Vergelijkbaar met het probleem bij onze eerste implementatie van knal() met een stapel, onze implementatie van dequeue () kan niet omgaan met situaties waarin gegevens worden verwijderd voordat er gegevens worden toegevoegd. We moeten een voorwaarde maken om deze gebruikscasus af te handelen. 

Queue.prototype.dequeue = function () var oldestIndex = this._oldestIndex, newestIndex = this._newestIndex, deletedData; if (oldestIndex! == newestIndex) deletedData = this._storage [oldestIndex]; verwijder this._storage [oldestIndex]; this._oldestIndex ++; return deletedData; ;

Wanneer de waarden van oldestIndex en newestIndex zijn niet gelijk, dan voeren we de logica uit die we eerder hadden. 

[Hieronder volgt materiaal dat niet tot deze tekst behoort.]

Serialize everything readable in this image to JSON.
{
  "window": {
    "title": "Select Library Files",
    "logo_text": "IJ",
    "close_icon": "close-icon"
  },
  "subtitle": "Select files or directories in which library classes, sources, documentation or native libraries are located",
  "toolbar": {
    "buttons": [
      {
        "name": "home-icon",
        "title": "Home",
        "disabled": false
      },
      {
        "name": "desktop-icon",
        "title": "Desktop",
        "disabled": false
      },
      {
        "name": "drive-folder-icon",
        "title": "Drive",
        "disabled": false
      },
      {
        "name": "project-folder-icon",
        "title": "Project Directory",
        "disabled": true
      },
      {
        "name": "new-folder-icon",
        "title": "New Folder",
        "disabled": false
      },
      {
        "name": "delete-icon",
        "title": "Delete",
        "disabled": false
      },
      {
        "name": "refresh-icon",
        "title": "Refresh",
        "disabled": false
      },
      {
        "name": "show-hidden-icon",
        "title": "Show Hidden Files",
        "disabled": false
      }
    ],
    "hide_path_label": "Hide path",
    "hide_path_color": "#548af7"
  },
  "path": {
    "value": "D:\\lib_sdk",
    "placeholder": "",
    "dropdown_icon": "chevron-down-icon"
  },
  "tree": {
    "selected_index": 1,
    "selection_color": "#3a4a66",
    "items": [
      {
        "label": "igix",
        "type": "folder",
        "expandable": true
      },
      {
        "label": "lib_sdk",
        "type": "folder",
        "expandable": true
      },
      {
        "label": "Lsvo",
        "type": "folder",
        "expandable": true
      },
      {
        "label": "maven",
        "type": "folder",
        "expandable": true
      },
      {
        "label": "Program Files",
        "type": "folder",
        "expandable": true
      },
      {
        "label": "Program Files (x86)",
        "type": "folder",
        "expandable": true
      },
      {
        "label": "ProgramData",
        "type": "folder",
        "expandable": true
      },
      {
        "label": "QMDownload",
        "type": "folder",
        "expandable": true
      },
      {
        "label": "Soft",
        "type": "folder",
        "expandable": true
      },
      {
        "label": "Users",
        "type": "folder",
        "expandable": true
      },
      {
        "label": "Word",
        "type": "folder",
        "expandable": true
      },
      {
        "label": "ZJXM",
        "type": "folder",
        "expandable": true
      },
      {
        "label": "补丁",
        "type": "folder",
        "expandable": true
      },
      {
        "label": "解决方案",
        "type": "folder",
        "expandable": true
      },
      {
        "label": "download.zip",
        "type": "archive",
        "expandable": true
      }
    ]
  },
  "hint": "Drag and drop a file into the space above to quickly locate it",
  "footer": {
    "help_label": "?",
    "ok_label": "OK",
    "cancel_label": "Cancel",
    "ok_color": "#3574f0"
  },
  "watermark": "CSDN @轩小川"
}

Volledige implementatie van een wachtrij

Onze implementatie van een wachtrij is voltooid. Laten we de volledige code bekijken.

function Queue () this._oldestIndex = 1; this._newestIndex = 1; this._storage = ;  Queue.prototype.size = function () return this._newestIndex - this._oldestIndex; ; Queue.prototype.enqueue = function (data) this._storage [this._newestIndex] = data; this._newestIndex ++; ; Queue.prototype.dequeue = function () var oldestIndex = this._oldestIndex, newestIndex = this._newestIndex, deletedData; if (oldestIndex! == newestIndex) deletedData = this._storage [oldestIndex]; verwijder this._storage [oldestIndex]; this._oldestIndex ++; return deletedData; ;

Conclusie

In dit artikel hebben we twee lineaire gegevensstructuren verkend: stapels en wachtrijen. Een stapel slaat gegevens op in de juiste volgorde en verwijdert de meest recent toegevoegde gegevens; een wachtrij slaat gegevens in de juiste volgorde op, maar verwijdert de oudste toegevoegde gegevens. 

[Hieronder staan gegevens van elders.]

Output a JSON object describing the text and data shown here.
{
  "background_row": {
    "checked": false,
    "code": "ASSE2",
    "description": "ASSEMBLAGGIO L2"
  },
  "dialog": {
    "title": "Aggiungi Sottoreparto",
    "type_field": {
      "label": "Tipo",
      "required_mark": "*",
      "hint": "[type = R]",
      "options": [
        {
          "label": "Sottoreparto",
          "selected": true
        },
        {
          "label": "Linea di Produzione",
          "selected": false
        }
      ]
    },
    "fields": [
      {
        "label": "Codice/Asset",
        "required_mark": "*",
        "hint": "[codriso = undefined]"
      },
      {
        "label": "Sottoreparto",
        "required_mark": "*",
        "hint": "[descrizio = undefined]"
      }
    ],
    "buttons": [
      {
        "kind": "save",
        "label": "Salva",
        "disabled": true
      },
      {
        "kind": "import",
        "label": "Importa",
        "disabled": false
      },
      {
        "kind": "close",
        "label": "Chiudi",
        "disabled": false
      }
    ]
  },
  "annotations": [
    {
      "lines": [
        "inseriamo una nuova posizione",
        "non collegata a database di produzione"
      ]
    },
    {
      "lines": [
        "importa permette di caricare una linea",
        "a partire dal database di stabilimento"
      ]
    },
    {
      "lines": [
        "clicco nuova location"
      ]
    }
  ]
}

Als de implementatie van deze gegevensstructuren triviaal lijkt, herinner jezelf dan aan het doel van gegevensstructuren. Ze zijn niet ontworpen om overdreven ingewikkeld te zijn; ze zijn ontworpen om ons te helpen bij het organiseren van gegevens. Als u zich in deze context bevindt met gegevens die in een sequentiële volgorde moeten worden georganiseerd, overweeg dan om een ​​stapel of wachtrij te gebruiken.